Editor's Page: The Heart and Soul of the Sport
Whether working to preserve an ancient breed new to our shores or maintain quality in a well-established breed, great breeders deserve our respect and admiration.
Allan Reznik |
Posted: November 3, 2014 10 a.m. PST
Photo courtesy Julie Lynn Mueller.
With all the superstars in our sport these days — jet-setting handlers exhibiting around the world, up-and-coming judges charting their every assignment on social media — it’s easy to overlook a segment of the fancy that is content to stay close to home and make beautiful dogs. Dedicated breeders are the heart and soul of our sport. It is their meticulous study of pedigrees and their knowledge of animal husbandry that ensure there will be fine dogs, sound in mind and body, to carry on for generations to come in the whelping box and the show ring.

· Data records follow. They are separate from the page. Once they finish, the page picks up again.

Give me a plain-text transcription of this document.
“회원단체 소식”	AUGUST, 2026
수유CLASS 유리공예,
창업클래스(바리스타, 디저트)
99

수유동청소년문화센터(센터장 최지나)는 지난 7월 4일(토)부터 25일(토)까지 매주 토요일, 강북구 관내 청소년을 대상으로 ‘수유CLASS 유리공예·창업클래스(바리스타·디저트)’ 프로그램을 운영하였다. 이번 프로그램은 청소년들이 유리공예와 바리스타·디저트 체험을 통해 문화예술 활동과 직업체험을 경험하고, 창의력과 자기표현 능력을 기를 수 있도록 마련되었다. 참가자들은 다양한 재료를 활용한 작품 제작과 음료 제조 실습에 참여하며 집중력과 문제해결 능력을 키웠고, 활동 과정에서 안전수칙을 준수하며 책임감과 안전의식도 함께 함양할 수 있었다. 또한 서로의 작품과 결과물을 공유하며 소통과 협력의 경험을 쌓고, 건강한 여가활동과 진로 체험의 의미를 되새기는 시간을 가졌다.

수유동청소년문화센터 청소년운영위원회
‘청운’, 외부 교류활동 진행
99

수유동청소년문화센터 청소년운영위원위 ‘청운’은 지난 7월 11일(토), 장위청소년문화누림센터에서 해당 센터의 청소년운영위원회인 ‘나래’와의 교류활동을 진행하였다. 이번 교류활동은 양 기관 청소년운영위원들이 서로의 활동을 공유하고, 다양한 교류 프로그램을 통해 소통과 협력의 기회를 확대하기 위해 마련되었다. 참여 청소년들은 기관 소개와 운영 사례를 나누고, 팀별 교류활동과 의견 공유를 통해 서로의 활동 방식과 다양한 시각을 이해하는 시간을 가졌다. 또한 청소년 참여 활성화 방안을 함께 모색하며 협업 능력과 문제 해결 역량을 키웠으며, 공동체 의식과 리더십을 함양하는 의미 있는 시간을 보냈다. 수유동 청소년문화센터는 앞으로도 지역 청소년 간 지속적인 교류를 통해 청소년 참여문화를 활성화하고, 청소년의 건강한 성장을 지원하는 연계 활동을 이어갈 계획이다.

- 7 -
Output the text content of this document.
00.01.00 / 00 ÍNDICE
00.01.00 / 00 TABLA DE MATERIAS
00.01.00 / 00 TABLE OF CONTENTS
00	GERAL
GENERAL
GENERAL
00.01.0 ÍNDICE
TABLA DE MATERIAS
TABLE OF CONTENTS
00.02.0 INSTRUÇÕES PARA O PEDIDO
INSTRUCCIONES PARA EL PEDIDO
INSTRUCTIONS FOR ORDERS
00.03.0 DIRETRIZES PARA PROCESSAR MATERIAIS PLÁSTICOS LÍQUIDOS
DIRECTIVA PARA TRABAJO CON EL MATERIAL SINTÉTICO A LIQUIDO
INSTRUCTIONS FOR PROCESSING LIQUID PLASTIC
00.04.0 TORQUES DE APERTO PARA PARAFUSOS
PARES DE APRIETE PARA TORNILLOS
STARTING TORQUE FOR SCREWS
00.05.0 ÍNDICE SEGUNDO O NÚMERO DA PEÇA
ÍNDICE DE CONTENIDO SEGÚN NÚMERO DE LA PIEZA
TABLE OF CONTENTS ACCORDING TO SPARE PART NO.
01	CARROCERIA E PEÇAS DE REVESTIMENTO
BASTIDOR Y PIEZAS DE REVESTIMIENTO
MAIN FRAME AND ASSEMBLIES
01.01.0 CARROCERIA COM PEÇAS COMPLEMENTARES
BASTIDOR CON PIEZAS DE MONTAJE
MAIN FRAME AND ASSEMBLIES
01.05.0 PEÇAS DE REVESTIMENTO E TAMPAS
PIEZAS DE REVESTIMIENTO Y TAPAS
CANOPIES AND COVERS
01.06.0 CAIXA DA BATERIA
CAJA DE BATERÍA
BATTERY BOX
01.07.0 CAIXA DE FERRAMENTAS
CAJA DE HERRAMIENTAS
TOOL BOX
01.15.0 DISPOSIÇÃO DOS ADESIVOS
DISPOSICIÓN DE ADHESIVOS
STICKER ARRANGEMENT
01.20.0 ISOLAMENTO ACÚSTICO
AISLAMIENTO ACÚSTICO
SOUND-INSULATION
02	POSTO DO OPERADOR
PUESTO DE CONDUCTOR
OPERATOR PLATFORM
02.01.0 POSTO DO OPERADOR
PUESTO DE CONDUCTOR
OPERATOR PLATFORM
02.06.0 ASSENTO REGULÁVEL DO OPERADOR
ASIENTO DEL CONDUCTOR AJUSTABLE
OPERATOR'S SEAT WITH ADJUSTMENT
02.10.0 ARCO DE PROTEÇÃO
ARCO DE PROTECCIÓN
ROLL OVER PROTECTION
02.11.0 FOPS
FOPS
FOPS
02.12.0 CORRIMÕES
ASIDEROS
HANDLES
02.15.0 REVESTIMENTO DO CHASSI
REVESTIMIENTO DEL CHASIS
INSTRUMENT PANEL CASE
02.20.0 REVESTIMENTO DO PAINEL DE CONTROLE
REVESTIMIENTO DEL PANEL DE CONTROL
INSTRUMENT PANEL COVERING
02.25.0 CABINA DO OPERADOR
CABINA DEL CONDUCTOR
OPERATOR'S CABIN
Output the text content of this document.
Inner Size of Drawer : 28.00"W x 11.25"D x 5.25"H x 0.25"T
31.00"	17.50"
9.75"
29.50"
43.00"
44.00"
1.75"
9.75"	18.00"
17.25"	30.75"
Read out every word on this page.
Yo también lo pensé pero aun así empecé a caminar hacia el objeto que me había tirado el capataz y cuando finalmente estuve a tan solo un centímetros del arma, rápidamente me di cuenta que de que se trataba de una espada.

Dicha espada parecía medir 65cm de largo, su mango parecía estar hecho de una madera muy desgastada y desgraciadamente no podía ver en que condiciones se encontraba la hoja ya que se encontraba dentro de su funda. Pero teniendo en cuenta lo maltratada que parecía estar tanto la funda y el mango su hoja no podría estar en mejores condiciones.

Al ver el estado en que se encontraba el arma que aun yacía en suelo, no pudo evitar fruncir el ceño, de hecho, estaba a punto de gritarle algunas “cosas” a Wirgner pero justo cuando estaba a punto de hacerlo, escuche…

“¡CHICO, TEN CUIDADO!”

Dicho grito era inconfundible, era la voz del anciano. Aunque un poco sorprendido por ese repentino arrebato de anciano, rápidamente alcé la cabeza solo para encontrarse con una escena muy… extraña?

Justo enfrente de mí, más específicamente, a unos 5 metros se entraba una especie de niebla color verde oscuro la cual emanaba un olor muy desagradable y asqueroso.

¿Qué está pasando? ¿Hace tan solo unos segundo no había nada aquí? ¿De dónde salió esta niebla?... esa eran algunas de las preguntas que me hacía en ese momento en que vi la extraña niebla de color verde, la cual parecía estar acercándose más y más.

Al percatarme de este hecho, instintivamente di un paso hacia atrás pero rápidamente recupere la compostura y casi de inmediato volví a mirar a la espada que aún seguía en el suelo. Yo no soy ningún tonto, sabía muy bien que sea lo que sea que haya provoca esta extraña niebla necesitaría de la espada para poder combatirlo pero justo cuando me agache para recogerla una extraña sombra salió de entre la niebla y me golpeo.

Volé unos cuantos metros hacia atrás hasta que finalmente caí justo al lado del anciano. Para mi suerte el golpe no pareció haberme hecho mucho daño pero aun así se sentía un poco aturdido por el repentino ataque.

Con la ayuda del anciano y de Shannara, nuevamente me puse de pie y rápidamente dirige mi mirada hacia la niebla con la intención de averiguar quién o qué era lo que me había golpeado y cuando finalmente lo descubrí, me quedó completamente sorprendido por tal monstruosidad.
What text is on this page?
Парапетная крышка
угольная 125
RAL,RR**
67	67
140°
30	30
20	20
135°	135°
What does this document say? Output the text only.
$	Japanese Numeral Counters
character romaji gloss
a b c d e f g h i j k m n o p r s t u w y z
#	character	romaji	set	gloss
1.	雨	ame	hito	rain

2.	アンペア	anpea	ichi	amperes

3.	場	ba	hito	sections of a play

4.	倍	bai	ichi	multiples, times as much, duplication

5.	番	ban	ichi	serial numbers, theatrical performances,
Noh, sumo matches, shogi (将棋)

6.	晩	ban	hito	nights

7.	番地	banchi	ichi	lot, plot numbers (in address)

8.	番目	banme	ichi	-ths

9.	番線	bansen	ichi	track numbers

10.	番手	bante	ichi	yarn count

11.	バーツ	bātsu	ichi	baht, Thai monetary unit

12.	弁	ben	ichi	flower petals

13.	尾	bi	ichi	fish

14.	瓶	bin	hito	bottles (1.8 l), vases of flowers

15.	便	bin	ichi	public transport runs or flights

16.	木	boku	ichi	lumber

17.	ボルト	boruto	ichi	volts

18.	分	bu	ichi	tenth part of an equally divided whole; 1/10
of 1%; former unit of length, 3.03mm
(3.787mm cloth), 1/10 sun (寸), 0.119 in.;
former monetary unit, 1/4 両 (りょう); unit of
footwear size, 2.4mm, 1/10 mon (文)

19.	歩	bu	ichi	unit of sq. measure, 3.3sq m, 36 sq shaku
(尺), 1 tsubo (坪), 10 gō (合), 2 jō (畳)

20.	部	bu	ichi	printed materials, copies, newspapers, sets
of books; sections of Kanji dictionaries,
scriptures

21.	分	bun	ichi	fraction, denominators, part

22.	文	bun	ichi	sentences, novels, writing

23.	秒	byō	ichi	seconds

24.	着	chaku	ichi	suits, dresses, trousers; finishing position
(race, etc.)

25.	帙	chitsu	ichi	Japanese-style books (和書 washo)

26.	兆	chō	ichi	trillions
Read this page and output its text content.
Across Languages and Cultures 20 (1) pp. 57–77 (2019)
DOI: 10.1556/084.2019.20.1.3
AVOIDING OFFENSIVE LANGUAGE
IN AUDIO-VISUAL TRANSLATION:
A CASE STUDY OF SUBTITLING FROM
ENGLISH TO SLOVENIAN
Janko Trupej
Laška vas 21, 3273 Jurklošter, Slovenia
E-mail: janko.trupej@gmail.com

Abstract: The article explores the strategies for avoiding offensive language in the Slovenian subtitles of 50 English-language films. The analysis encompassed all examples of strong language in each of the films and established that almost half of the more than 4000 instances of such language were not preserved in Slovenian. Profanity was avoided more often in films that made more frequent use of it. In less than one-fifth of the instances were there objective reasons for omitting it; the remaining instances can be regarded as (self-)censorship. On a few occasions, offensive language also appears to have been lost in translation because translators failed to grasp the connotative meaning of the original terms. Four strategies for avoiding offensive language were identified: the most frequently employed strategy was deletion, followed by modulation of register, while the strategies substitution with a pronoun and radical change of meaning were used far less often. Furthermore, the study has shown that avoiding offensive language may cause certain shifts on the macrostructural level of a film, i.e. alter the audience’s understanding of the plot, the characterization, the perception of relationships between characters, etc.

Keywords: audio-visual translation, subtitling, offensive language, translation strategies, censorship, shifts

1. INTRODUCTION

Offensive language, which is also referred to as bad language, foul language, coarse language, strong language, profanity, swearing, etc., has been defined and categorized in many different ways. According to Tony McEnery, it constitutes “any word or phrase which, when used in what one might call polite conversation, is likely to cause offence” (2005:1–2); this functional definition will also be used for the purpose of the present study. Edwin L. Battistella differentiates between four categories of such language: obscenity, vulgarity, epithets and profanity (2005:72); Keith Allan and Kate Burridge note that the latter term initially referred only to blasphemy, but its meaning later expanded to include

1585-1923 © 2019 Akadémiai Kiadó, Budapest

In addition to their expertise, great breeders offer the sport the gift of generosity. Their willingness to pay it forward has helped all of us on our individual journeys. Someone took a leap of faith and entrusted a promising puppy to an enthusiastic newcomer, thereby recruiting another exhibitor, club member, breeder and perhaps future judge. With so few big kennels today and so many more people thinking they can achieve an adequate dog education from the Internet, connections between new fanciers and experienced breeders are harder to make, but determination pays off. Study your breed and learn to separate the genuine legends from the wannabes who market themselves loudly but have few credentials to support their tall tales. Introduce yourself to successful, longtime breeders, and don’t limit yourself to those in your own breed. Much good advice is transferrable. Visit them at home; take them to lunch. Listen.
The Affenpinscher that won the recent World Dog Show in Helsinki, Finland is a perfect example of what can be accomplished when breeders and exhibitors bring global vision to the task of producing great dogs. This mighty little Affen was bred in the US, has co-owners in the Netherlands and Indonesia, and triumphed at a record-breaking event in Scandinavia. The Affen’s success proves that "it takes a village,” indeed!
Co-breedings among serious, like-minded fanciers can accomplish so much at a time when housing fewer dogs and raising fewer litters has become the rule rather than the exception. This is especially helpful in breeds that have little to no market for pet puppies. Sharing a litter helps ensure that puppies will be placed well.
The challenges present in breeding good dogs are compounded when you are trying to establish a rare breed. A parent club must be maintained, a core group of breeder-exhibitors must be nurtured and encouraged, judges’ education seminars must be given around the country, and Meet the Breeds events must be supported. Every minute of public exposure for your breed is precious. Many in the rare-breed community are the master breeders we look up to, who took up the torch for a new breed that won their hearts. Learn more about their journey in "Pioneering a Rare Breed.”
Whether working to preserve an ancient breed new to our shores or maintain quality in a well-established breed, great breeders deserve our respect and admiration. It is their commitment to excellence that enables our sport to thrive.
From the November 2014 issue of Dogs in Review magazine.